爺さんの屋敷でのんびりしていると、忘れたはずの彼がやってくる。

頼むからもう来ないでよ・・折角・・割り切ろうと・・努力が・・無駄に・・


「何しに来たの」

「迎えに来た」

「妃様、決まったんでしょ」

「あんな奴、どうでも良い」

「次の王様になるんでしょ、さあ、帰って」

「オレは国を捨てる。こんな国に・・何で今まで、バカらしい」

「ダメだよ。王様は民の為の存在だろ。自分が嫌だからと逃げてどうするの」

「宝物庫にはな、お前が倒した火竜の魔石がな、そっくりそのまま置いてあったぞ」

「欠片しか無いとか言ってたのにね」

「問い詰めれば白状したさ。欠片が無いからこそ渡せなんだと」

「良いんだよ」


「どうして勝負を投げた。お前ならあんな奴」

「ダメだって、オレは男だよ」

「そのような事、信じれると思うのか」

「女に化けているだけだからさ、絶対に無理なんだよ」

「ここにオレの子が居るんだろう、会わせてくれ」

「ダメだ、庶子になんてされたら、殺されちゃう」

「オレが守る」

「火竜に手も足も出なかった人が何を言ってるの」

「いや、だから、それはな」

「あの攻撃、単なる水を撒いただけって思ってないよね」

「違うのか」

「あれはさ、1発の攻撃スキル。必要マナは1万」

「いちま・・そ、そんなにも・・だからなのか、伝説とも言われる・・おかしいと思った」

「病気も自分で治せないような、そこらの小娘に勝てる相手じゃないよ」

「治せるのか、病を」

「何かあれば1回は助けてあげる。だから良い王様になるんだよ」

「どうしても、無理なのか」

「最後に抱いてくれる?」

「最後・・か・・抱けばもう・・お前とは」

「うん、最後の契り」

「わ・・かっ・・た」


刻み付けておこう・・心に・・魂に・・君とはそういう運命じゃなかったんだよ。

だからさ、心の奥底にしまっておくからさ、いい王様になるんだよ。

こんな国と思うんなら、せめて王様はまともじゃなくっちゃ。

民が可哀想だろ・・だからさ、これが最後の・・


ああ・・ネイス・・私の・・愛して・・もっと・・今だけは・・もっと・・ねぇ、もっと・・


     ☆


やれやれ、これで終わりだ。
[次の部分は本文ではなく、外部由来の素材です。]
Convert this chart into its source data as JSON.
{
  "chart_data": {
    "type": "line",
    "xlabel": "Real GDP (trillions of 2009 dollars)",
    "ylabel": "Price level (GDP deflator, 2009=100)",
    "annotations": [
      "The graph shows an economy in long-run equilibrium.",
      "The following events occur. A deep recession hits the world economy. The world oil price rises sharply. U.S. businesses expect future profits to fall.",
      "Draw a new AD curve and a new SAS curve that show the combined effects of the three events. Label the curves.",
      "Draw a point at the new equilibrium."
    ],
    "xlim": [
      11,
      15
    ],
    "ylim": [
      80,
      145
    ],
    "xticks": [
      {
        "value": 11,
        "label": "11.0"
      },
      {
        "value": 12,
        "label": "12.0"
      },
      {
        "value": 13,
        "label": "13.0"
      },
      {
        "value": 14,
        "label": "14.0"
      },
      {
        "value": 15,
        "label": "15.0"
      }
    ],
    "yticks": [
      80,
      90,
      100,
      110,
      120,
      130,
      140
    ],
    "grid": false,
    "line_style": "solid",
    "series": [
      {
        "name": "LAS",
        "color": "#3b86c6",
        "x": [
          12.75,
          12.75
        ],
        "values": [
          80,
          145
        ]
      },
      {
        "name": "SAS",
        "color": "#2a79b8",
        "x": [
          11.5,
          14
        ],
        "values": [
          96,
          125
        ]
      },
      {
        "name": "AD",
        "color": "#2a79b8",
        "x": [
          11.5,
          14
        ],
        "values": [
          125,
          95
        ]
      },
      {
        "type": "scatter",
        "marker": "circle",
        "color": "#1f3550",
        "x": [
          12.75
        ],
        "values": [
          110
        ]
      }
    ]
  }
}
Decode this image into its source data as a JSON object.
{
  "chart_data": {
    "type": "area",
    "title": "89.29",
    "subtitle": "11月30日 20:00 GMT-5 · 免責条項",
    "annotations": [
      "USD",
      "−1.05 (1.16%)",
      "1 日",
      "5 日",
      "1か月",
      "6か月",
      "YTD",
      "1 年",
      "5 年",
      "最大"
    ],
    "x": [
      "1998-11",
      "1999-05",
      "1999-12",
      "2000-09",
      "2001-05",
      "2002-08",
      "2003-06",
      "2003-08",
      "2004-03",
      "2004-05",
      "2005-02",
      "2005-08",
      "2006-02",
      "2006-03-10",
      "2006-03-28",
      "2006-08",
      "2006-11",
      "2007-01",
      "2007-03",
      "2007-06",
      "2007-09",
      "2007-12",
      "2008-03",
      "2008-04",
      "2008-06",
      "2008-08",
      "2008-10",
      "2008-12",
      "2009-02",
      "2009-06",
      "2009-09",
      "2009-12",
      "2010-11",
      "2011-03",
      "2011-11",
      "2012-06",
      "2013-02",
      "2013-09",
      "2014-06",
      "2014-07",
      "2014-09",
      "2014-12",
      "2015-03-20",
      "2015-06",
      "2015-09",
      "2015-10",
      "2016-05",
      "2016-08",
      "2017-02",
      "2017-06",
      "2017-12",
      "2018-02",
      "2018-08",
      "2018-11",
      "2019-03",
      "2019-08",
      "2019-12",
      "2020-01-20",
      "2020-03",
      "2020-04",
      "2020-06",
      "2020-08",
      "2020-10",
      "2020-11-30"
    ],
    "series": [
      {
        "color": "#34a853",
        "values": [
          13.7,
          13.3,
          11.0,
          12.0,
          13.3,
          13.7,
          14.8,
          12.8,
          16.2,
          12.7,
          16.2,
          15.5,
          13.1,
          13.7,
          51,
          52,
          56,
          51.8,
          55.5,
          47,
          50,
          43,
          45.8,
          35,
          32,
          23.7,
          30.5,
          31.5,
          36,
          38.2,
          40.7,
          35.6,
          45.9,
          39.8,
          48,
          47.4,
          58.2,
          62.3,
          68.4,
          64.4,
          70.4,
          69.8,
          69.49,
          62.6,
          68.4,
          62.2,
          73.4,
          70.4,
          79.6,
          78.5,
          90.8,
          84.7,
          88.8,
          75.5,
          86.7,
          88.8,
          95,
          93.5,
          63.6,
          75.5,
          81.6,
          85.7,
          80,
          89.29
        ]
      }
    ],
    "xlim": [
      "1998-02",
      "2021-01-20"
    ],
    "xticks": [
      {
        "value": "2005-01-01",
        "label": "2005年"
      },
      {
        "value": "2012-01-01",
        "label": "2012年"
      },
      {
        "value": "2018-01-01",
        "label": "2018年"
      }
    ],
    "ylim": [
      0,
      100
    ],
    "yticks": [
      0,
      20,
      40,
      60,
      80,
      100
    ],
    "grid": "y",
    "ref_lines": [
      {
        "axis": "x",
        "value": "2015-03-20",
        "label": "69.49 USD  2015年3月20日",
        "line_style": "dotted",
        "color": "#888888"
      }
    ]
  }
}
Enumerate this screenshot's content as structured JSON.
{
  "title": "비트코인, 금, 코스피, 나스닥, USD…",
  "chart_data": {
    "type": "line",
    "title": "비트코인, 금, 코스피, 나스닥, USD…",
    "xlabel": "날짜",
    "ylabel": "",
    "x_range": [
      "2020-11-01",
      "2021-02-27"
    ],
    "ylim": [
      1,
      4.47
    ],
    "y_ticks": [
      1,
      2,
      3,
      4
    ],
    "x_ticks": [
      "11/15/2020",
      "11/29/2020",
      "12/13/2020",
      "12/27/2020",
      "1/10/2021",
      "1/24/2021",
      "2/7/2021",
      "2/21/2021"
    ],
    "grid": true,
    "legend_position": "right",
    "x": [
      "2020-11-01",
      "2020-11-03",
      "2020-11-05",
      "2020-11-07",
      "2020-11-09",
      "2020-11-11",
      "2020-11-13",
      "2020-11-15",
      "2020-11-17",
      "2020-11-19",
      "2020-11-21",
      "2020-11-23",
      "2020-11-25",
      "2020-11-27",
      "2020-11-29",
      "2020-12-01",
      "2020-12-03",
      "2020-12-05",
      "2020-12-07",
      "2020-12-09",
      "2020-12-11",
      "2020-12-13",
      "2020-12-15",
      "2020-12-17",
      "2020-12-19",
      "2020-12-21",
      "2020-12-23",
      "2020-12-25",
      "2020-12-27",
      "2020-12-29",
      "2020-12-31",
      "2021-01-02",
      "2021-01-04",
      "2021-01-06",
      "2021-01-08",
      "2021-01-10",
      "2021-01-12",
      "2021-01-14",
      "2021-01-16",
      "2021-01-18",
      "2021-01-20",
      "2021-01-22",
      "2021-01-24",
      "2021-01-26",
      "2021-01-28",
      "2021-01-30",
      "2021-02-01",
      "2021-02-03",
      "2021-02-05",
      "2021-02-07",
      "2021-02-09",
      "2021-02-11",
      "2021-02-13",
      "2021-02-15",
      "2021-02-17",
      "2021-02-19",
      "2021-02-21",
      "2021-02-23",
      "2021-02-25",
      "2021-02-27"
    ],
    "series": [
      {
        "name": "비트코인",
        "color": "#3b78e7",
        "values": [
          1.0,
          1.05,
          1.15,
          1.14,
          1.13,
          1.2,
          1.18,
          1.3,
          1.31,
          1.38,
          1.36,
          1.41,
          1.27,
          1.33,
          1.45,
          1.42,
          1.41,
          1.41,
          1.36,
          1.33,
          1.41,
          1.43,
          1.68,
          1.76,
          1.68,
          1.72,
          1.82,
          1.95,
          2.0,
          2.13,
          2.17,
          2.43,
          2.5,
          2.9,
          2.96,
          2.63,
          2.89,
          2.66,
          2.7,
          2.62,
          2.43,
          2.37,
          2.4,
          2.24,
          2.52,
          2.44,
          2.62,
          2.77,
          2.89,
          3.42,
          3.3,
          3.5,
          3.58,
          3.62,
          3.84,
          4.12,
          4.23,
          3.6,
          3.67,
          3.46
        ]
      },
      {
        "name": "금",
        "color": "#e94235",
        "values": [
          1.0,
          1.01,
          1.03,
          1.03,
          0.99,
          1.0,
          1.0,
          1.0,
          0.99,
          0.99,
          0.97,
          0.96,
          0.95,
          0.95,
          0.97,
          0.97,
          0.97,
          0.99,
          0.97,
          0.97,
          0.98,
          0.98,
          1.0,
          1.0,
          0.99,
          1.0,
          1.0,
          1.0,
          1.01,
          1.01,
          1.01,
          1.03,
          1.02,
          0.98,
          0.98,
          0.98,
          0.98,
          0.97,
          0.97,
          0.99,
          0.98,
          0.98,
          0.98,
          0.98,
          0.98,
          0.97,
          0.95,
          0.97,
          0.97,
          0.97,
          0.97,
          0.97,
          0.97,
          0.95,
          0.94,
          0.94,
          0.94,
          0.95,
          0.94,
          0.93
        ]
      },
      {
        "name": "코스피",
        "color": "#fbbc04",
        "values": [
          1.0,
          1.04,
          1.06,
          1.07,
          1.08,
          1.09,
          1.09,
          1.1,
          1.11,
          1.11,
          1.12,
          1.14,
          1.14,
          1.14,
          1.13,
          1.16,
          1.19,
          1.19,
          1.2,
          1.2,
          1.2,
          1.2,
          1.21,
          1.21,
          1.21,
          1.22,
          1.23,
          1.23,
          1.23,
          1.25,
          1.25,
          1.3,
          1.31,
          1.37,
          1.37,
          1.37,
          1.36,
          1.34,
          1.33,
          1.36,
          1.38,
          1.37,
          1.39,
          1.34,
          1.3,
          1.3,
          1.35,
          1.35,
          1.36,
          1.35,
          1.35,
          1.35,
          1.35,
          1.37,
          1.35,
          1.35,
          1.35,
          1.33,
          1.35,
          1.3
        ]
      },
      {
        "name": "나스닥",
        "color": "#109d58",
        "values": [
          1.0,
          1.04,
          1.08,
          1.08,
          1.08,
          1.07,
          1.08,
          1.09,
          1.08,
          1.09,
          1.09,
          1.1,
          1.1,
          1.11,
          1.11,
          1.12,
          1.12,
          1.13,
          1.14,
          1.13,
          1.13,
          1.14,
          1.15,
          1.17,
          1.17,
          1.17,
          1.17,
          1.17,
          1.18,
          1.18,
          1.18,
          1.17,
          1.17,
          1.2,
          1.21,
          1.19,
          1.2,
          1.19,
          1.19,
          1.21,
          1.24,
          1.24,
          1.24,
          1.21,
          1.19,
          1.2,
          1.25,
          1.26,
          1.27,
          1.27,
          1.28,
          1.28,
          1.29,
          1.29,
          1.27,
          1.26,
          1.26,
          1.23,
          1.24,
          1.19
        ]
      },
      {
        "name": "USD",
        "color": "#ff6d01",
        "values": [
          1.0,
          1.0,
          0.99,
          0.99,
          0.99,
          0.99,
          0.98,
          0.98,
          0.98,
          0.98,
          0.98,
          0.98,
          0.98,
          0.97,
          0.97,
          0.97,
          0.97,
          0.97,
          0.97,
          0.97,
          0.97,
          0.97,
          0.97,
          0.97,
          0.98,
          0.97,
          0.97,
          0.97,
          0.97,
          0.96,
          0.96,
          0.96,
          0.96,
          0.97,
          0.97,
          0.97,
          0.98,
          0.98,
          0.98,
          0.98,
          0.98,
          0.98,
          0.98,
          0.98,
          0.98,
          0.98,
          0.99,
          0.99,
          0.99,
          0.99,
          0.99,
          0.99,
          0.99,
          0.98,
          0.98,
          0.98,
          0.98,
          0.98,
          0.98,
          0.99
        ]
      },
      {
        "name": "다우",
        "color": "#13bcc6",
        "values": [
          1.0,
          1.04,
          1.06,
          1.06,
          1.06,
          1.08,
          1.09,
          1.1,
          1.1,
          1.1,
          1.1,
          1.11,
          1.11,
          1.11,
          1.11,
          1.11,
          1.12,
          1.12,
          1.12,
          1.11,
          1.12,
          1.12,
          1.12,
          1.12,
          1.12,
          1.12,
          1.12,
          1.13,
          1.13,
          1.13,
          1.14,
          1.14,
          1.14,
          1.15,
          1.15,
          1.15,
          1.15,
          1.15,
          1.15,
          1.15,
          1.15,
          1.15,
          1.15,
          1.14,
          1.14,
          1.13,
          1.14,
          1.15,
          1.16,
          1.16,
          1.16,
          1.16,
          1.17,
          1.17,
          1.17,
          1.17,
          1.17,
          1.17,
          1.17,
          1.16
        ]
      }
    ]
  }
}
さてと、また修行の旅にでも出ますかね。

それにしても、水蒸気爆発、計算通りだったな。

マグマ溜まりに撃ち込んで、マグマの中で膨大な量の水を発生させる。

あれで体積が瞬間的に増えて、ああなったって事だろ。

だって・・あんなに寝てた竜なのに、あの攻撃避けたんだよ。

当たればそれで終わりだけど、避けても終わりってのが計算外だったね。

こればっかりは科学の基礎知識が無いと理解出来ないんだ。

だからあんな小娘に理解なんて無理。


あいつが水を撒いたとしたら、きっと自分の攻撃で死ぬ事になるね。

蒸気はマグマの中で発生させないと、猛烈な水蒸気で我が身を蒸す事になるから。

小娘の蒸し物なんて、ドラゴンもまたぐかな、くくく・・


翌日、気だるさの中で目覚め、昨日の事を思い出しながら・・はふうっ・・

しばらくおかずにしてあげるから、それで良いよね、くっくっくっ。


さあ、行こうか、修行の旅の続きだ。


玉の輿は趣味じゃないようです。